Она говорила о двух Мечах Креста, двух из трёх святых клинков, предназначенных для рук праведников в борьбе против истинного зла. Я оказался чем-то вроде няньки для них, будучи их хранителем. В основном они пылились без дела в моей квартире.
— Вот как? — сказал я.
— Я знаю, как они сильны, — продолжила она. — И я знаю, как они уязвимы в неправедных руках. Я не скажу тебе, где они. И не позволю им вернуться к тебе. Я не торгуюсь.
Я медленно выдохнул. Постепенно нарастающий тяжёлый гнев стянул мои кишки в узел.
— Это… было моей ответственностью, — сказал я.
— Верно, было, — согласилась она. Было что-то абсолютно непреклонное в её голубых глазах. — Больше нет.
В комнате вдруг стало слишком жарко:
— Предположим, я не согласен.
— Предположим, так и есть, — сказала она. — Что бы ты делал на моём месте?
Я не помню движения. Я помню только, как моя ладонь впечаталась в дверь в шести дюймах от головы Кэррин. Удар прозвучал словно выстрел, и я остался стоять, нависая над ней, тяжело дыша, и, чёрт подери, наша разница в размерах была практически комична. Если бы я захотел, то мог бы почти полностью сомкнуть пальцы одной руки вокруг её горла. Её шея сломалась бы, если бы я сжал их.

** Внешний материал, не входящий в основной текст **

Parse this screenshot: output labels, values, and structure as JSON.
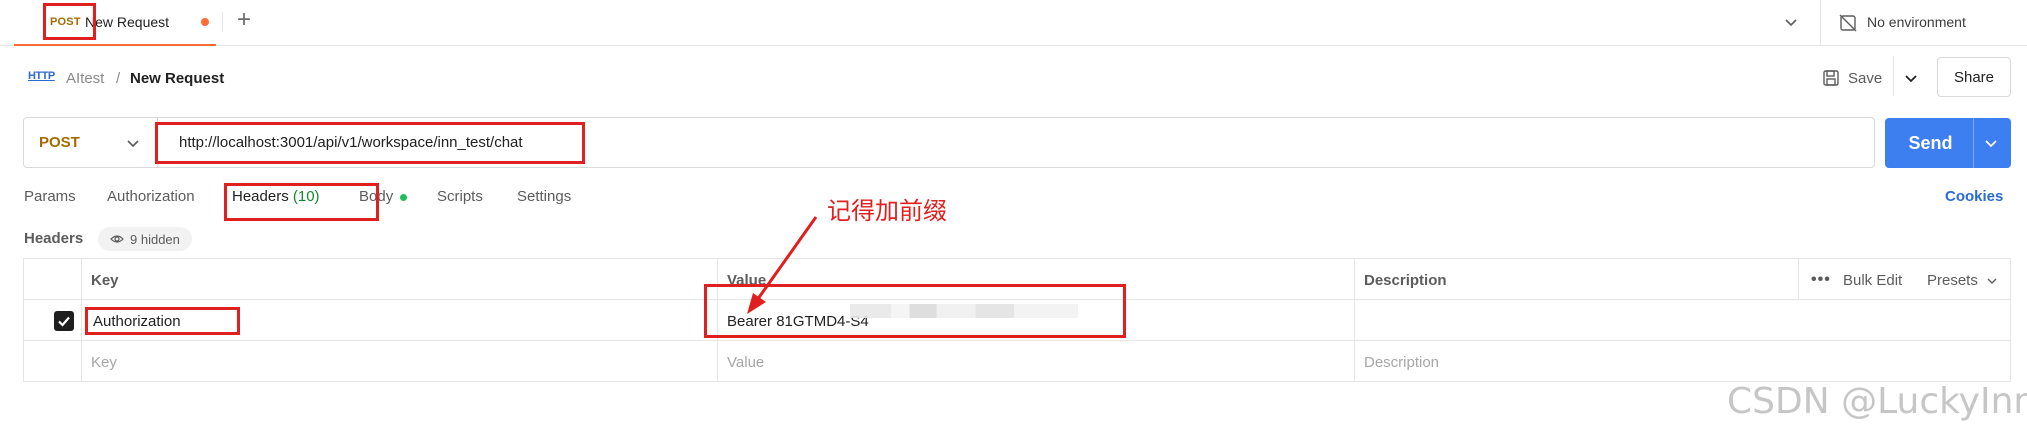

Она не вздрогнула. Не пошевелилась. Она смотрела вверх на меня и ждала.
Я ужаснулся, когда осознал, что мои инстинкты кричали мне — сделай это, и я вдруг осел, опустив голову. Моё дыхание вырывалось сбивчивыми рывками. Я закрыл глаза, пытаясь взять его под контроль.
А потом она коснулась меня.
Она легко опустила ладонь на мое избитое предплечье. Двигаясь осторожно, как будто я был сделан из стекла, её пальцы скользили по моей руке к ладони. Она нежно взяла её и опустила, избегая любого принуждения. Потом она взяла мою правую руку левой рукой. Мы постояли так минуту, соединив наши руки и склонив головы. Казалось, она поняла, что я пережил. Она не давила на меня. Она просто держала меня за руки и ждала, пока моё дыхание снова не успокоится.
— Гарри, — тихо произнесла она тогда. — Ты хочешь, чтобы я доверяла тебе?
Я резко кивнул, не доверяя себе достаточно, чтобы говорить.
— Тогда ты должен дать мне хоть что-то. Я на твоей стороне. Я пытаюсь помочь тебе. Не беспокойся об этом.
Я вздрогнул.
— Хорошо, — сказал я.
Её ладони были маленькими и тёплыми в моих.
— Я… мы долгое время были друзьями, — сказал я. — С того тролля на мосту.
— Да.
В глазах всё расплывалось, дурацкие штуки, и я закрыл их.
— Я знаю, я облажался, — сказал я. — И теперь мне придётся жить с этим. Но я не хочу потерять тебя.
В ответ Мёрфи подняла мою правую руку и прижала к своей щеке. Я не открыл глаза. Я не услышал этого в её голосе или дыхании, но я почувствовал, как немного влаги коснулось моей руки.
— Я тоже не хочу потерять тебя, — сказала она. — Это пугает меня.
Я не доверял своей способности говорить ещё долгое время.
Она медленно опустила мою руку и очень осторожно отпустила меня. Затем повернулась к двери.
— Кэррин, — сказал я. — Что, если ты права? Если я изменюсь? Я имею в виду… стану действительно ужасным.
Она оглянулась достаточно, чтобы я мог видеть её профиль и тихую, грустную улыбку:
— В последнее время я сталкиваюсь со множеством чудовищ.